If your application is for speech or other non-convolution models, your model won’t benefit from the specialized hardware for CNNs in most inference IP/chips.

Also, some inference IP/chips implement the Winograd transform which for 3×3 convolutions with a stride of 1 results in a reduction of MACs by 2.25x but an increase in weight size by 1.8x.

For ResNet-50 Winograd can result in an increase of throughput of about 1.4x based on the number of layers that can be accelerated. But for YOLOv3 the acceleration is 1.7x.

But be careful: Winograd increases weight size by 1.8x so what used to fit in the SRAM of a chip/IP now might have to be stored in DRAM, and the DRAM bandwidth grows not just by 1.8x but by 1.8x times the acceleration factor (so for YOLOv3 the DRAM bandwidth is 1.8×1.7 = 3.1!).
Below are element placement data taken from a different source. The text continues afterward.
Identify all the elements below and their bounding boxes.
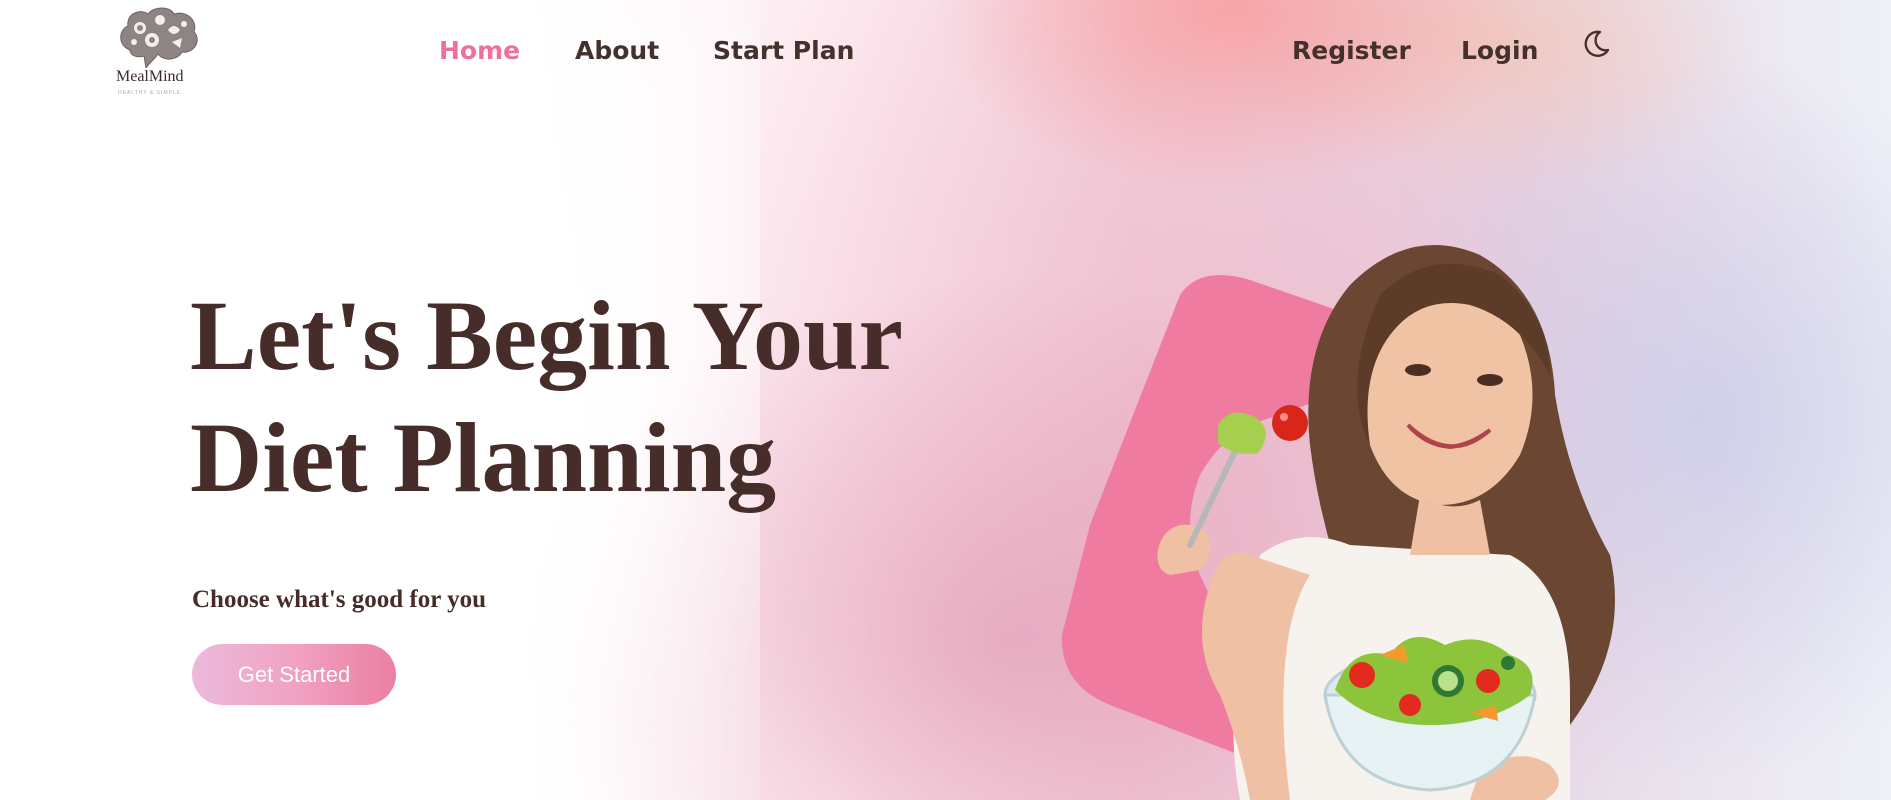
brain-food-icon <box>120 7 198 68</box>
moon-icon[interactable] <box>1580 28 1612 60</box>
hero-title-line-1: Let's Begin Your <box>190 280 903 391</box>
nav-link-login[interactable]: Login <box>1461 36 1538 65</box>
hero-subtitle: Choose what's good for you <box>192 586 487 613</box>
brand-tagline: HEALTHY & SIMPLE <box>118 90 182 96</box>
brand-logo[interactable]: MealMind HEALTHY & SIMPLE <box>112 6 202 98</box>
get-started-button[interactable]: Get Started <box>192 644 396 705</box>
hero-title: Let's Begin Your Diet Planning <box>190 275 903 519</box>
nav-link-start-plan[interactable]: Start Plan <box>713 36 854 65</box>
brand-name: MealMind <box>116 68 184 85</box>
hero-image <box>1050 225 1650 800</box>
nav-link-about[interactable]: About <box>575 36 659 65</box>
nav-link-home[interactable]: Home <box>439 36 520 65</box>
nav-link-register[interactable]: Register <box>1292 36 1411 65</box>
hero-title-line-2: Diet Planning <box>190 402 777 513</box>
But some chips/IP may store the weights in non-Winograd format but expand them when brought into the processing unit.

Why don’t your suppliers offer you relevant benchmarks?
The real mystery is why almost no one even offers a ResNet-50 benchmark.

Maybe it’s because their architectures are difficult to model so they don’t know what the throughput will be: cache hit rates, bus contention issues, DRAM bandwidth contention.

Or maybe it’s because their throughput isn’t very good and they know that if they told you, you wouldn’t use them. So instead they cloud the issue with fuzzy numbers like TOPS and TOPS/watt without specifying batch size or process/temperature/voltage; or by comparing to a processor or FPGA, which of course they’ll be faster than.

Insist on benchmarks that are your relevant to your application or even better to benchmark your model. If they won’t, find another supplier.